Al dipartimento di cui si seguivano le gesta era consentito il final cut, come a un regista di fama. Ai criminali o presunti tali la liberatoria era richiesta, ma in teoria. Nella pratica era imposta, in un caso addirittura dal giudice, per concedere la cauzione (e l’accusata fu poi assolta a telecamere spente). I poliziotti di Cops erano quasi tutti bianchi. I delinquenti, quasi tutti neri o ispanici. La narrazione, a senso unico. Lo ha ammesso il New York Times nel “coccodrillo” del programma: i telespettatori, alla tv come al cinema, hanno passato quasi tutta la loro vita guardando la storia da un solo lato, al di qua del parabrezza, di fronte a un cruscotto, in un’auto della polizia.
La letteratura ha divagato scegliendo l’investigatore privato come protagonista, ma nella cultura di massa si è puntato sull’agente, sull’ispettore, sul commissario. Su quel cruscotto stazionavano, durante una veglia notturna, panini smozzicati avvolti nella stagnola, mentre l’audio trasmetteva il risucchio di una bibita con la cannuccia. I discorsi in attesa del sorvegliato (per lo più uno spacciatore nero), vertevano sullo stipendio basso e i rischi alti, il miraggio della pensione, le ansie di moglie e figli (l’investigatore privato è sempre single, il poliziotto tiene famiglia).

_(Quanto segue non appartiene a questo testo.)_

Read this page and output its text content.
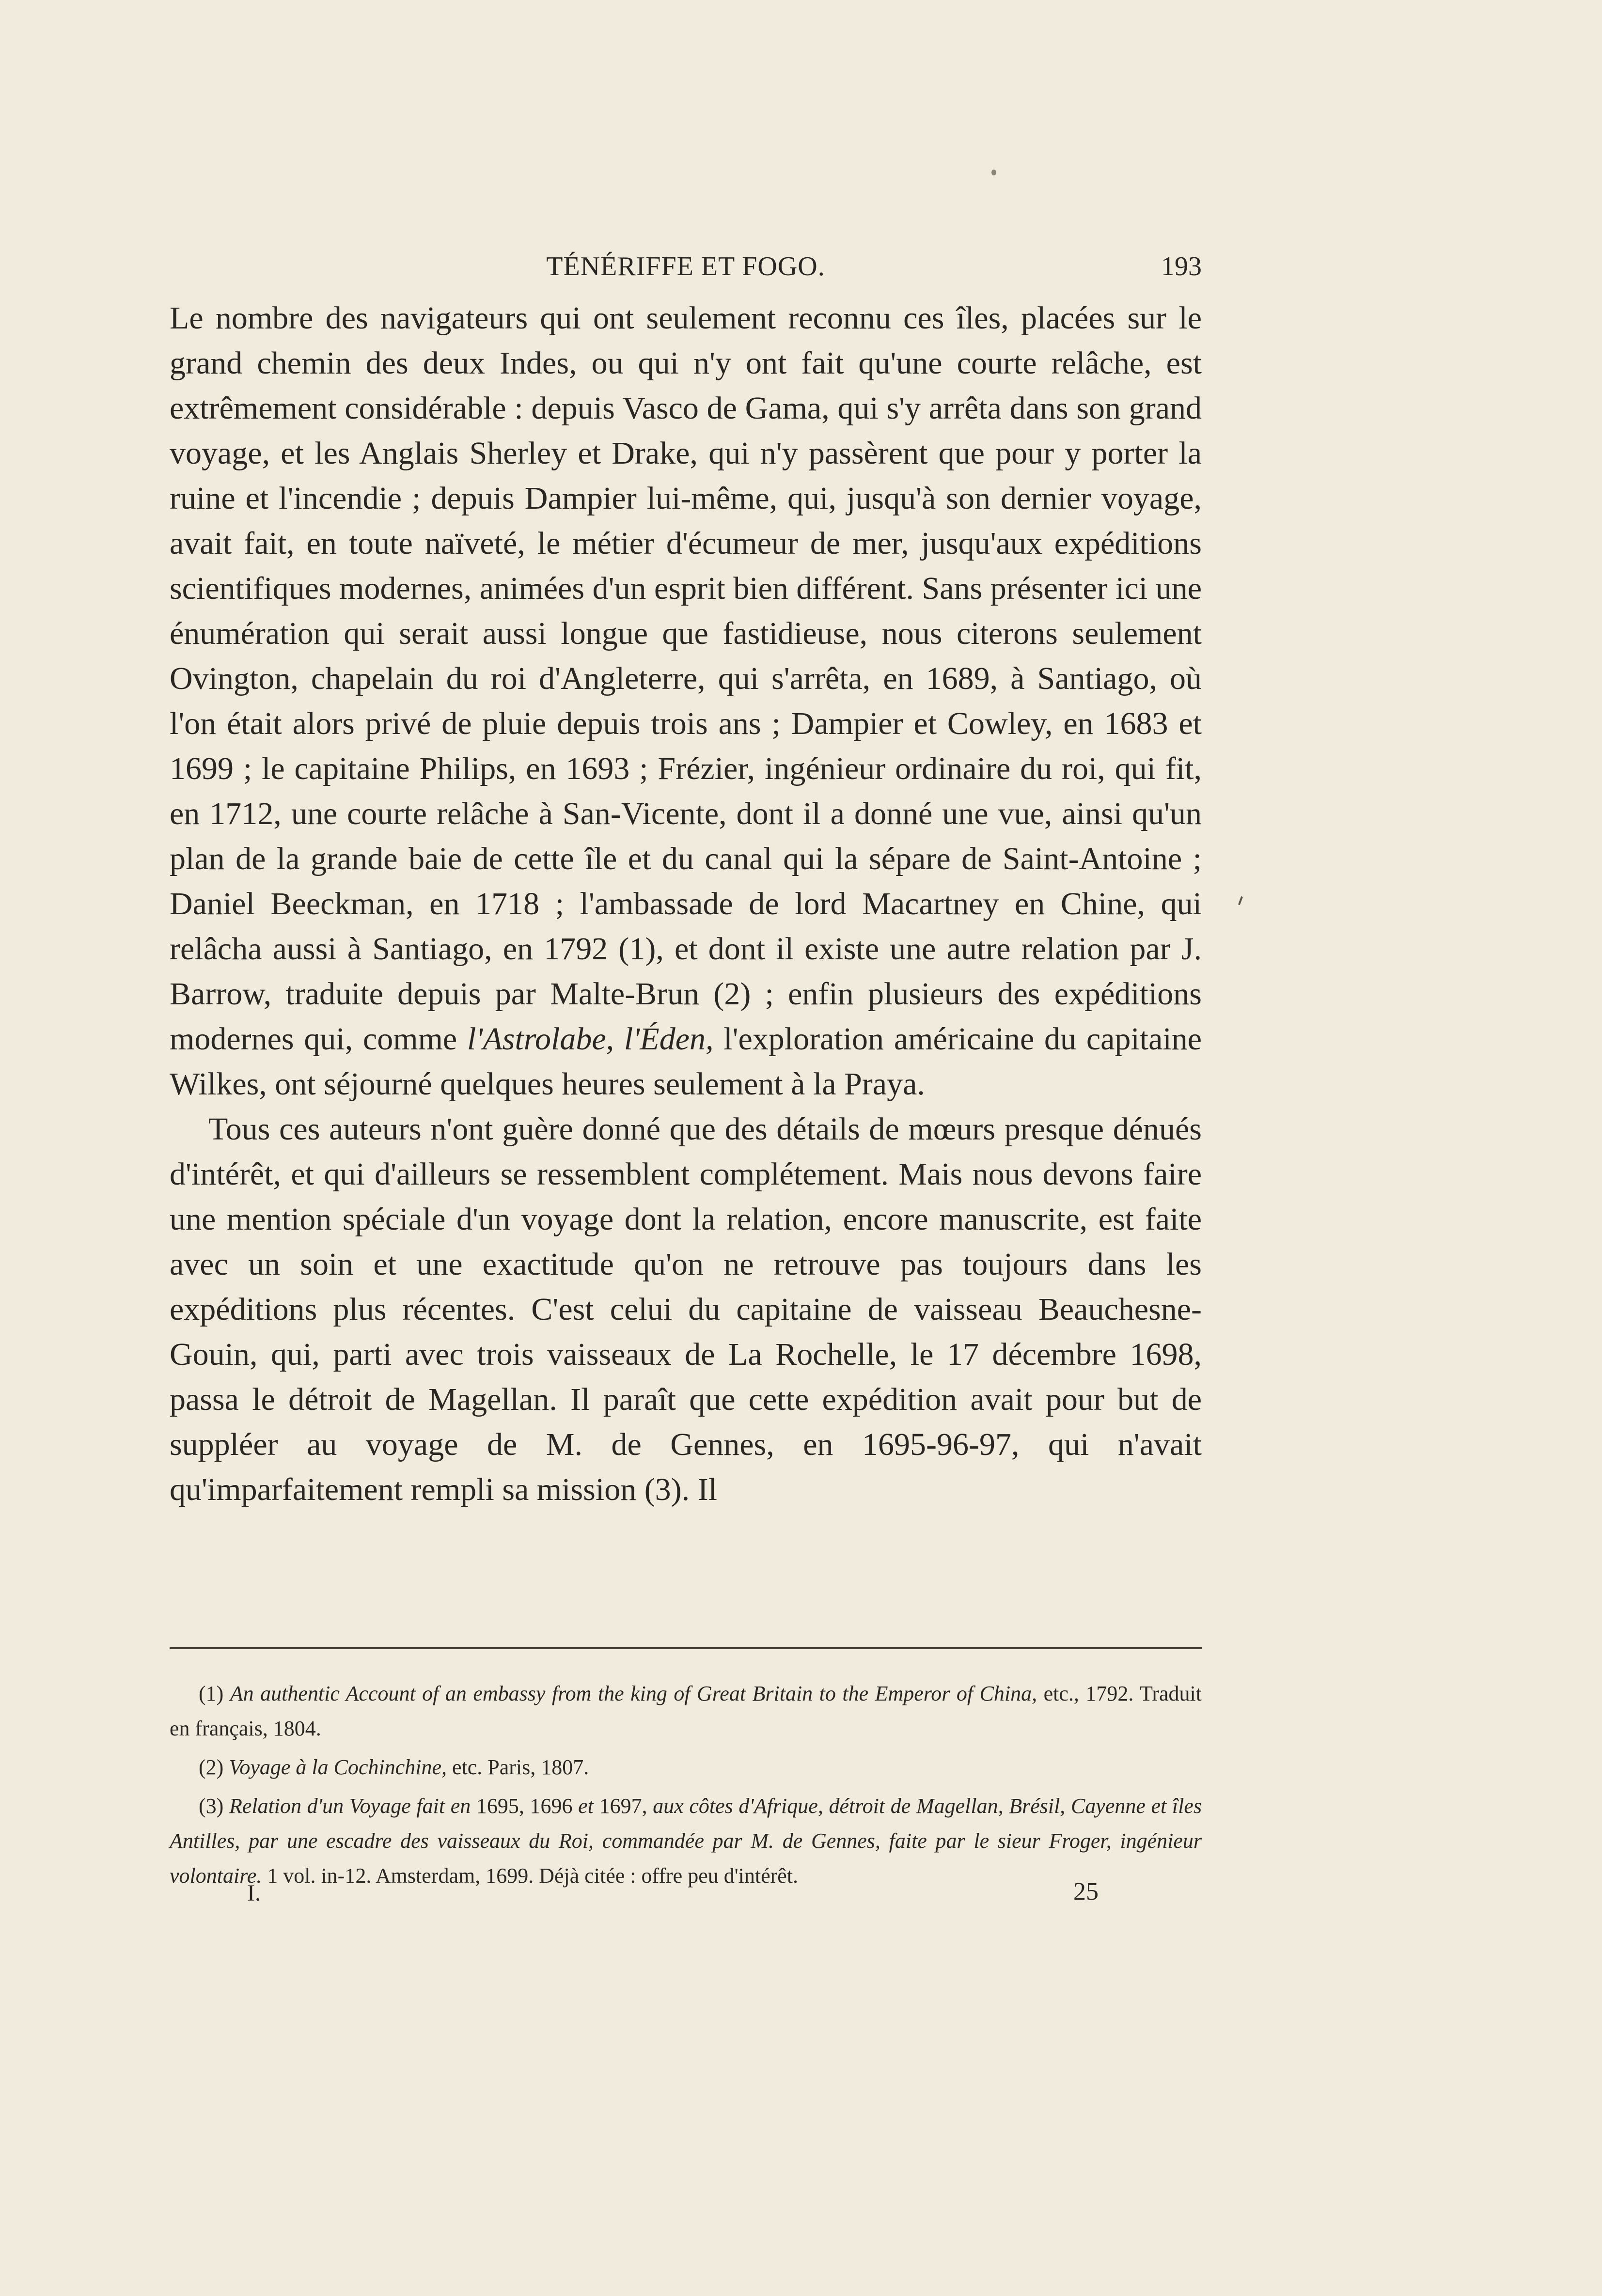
TÉNÉRIFFE ET FOGO.	193

Le nombre des navigateurs qui ont seulement reconnu ces îles, placées sur le grand chemin des deux Indes, ou qui n'y ont fait qu'une courte relâche, est extrêmement considérable : depuis Vasco de Gama, qui s'y arrêta dans son grand voyage, et les Anglais Sherley et Drake, qui n'y passèrent que pour y porter la ruine et l'incendie ; depuis Dampier lui-même, qui, jusqu'à son dernier voyage, avait fait, en toute naïveté, le métier d'écumeur de mer, jusqu'aux expéditions scientifiques modernes, animées d'un esprit bien différent. Sans présenter ici une énumération qui serait aussi longue que fastidieuse, nous citerons seulement Ovington, chapelain du roi d'Angleterre, qui s'arrêta, en 1689, à Santiago, où l'on était alors privé de pluie depuis trois ans ; Dampier et Cowley, en 1683 et 1699 ; le capitaine Philips, en 1693 ; Frézier, ingénieur ordinaire du roi, qui fit, en 1712, une courte relâche à San-Vicente, dont il a donné une vue, ainsi qu'un plan de la grande baie de cette île et du canal qui la sépare de Saint-Antoine ; Daniel Beeckman, en 1718 ; l'ambassade de lord Macartney en Chine, qui relâcha aussi à Santiago, en 1792 (1), et dont il existe une autre relation par J. Barrow, traduite depuis par Malte-Brun (2) ; enfin plusieurs des expéditions modernes qui, comme l'Astrolabe, l'Éden, l'exploration américaine du capitaine Wilkes, ont séjourné quelques heures seulement à la Praya.

Tous ces auteurs n'ont guère donné que des détails de mœurs presque dénués d'intérêt, et qui d'ailleurs se ressemblent complétement. Mais nous devons faire une mention spéciale d'un voyage dont la relation, encore manuscrite, est faite avec un soin et une exactitude qu'on ne retrouve pas toujours dans les expéditions plus récentes. C'est celui du capitaine de vaisseau Beauchesne-Gouin, qui, parti avec trois vaisseaux de La Rochelle, le 17 décembre 1698, passa le détroit de Magellan. Il paraît que cette expédition avait pour but de suppléer au voyage de M. de Gennes, en 1695-96-97, qui n'avait qu'imparfaitement rempli sa mission (3). Il

(1) An authentic Account of an embassy from the king of Great Britain to the Emperor of China, etc., 1792. Traduit en français, 1804.

(2) Voyage à la Cochinchine, etc. Paris, 1807.

(3) Relation d'un Voyage fait en 1695, 1696 et 1697, aux côtes d'Afrique, détroit de Magellan, Brésil, Cayenne et îles Antilles, par une escadre des vaisseaux du Roi, commandée par M. de Gennes, faite par le sieur Froger, ingénieur volontaire. 1 vol. in-12. Amsterdam, 1699. Déjà citée : offre peu d'intérêt.

I.	25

Law & Order, Csi, Ncis hanno raccontato storie senza deviazioni, ma quelle chiacchiere sui sedili hanno precostituito le cause di giustificazione per un futuro meno rettilineo. Quando arriveranno I ragazzi del coro (in origine: I chierichetti ) con i loro peccati veniali e mortali, si scoprirà che uno è traumatizzato dal Vietnam, un altro dalla mala educazione in un collegio di gesuiti. Li accerchierà, come sempre, il blue wall of silence, il codice omertoso tra le divise blu: chi lo rompe, paga. Per informazioni, rivolgersi a Frank Serpico. Quello vero, nella sua casa di legno tra i boschi o quello cinematografico, interpretato da Al Pacino? Quale dei due dice la verità? Fu lasciato solo dai colleghi perché gli sparassero o fu un malinteso?
È a un poliziotto di fantasia che si ricorre per definire il dilemma morale della categoria, detto anche “il problema di Dirty Harry”.Sarebbe il personaggio dell’ispettore Callaghan, Clint Eastwood. Harry piega la legge ai fini di quella che ritiene, e in certi casi è sicuramente, la giustizia. Ma è lecito? E chi può deciderlo se non, appunto, la legge? Torturare un criminale per liberare un innocente o rilasciare un’assassina perché vendicatrice di stupri, si può? Stando alle regole no, ma lo spettatore da che parte è inclinato? Perfino Il cattivo tenente (Harvey Keitel per Abel Ferrara) ha un itinerario di redenzione e arriva al traguardo con il sacrificio. Oltre il cruscotto, al di là del parabrezza, c’è invece violenza cieca, nessuna grazia.
Soltanto a partire dai Sopranos (1999) si è mostrata la familiare banalità del male. Delinquenti bianchi, ovviamente. E i poliziotti neri? Il primo a conquistare un Oscar non è stato il corretto ispettore Tibbs, ma Alonzo Harris, il veterano corrotto interpretato da Denzel Washington in Training day. Per riformare la realtà occorrerà, anche, rivedere l’immaginario.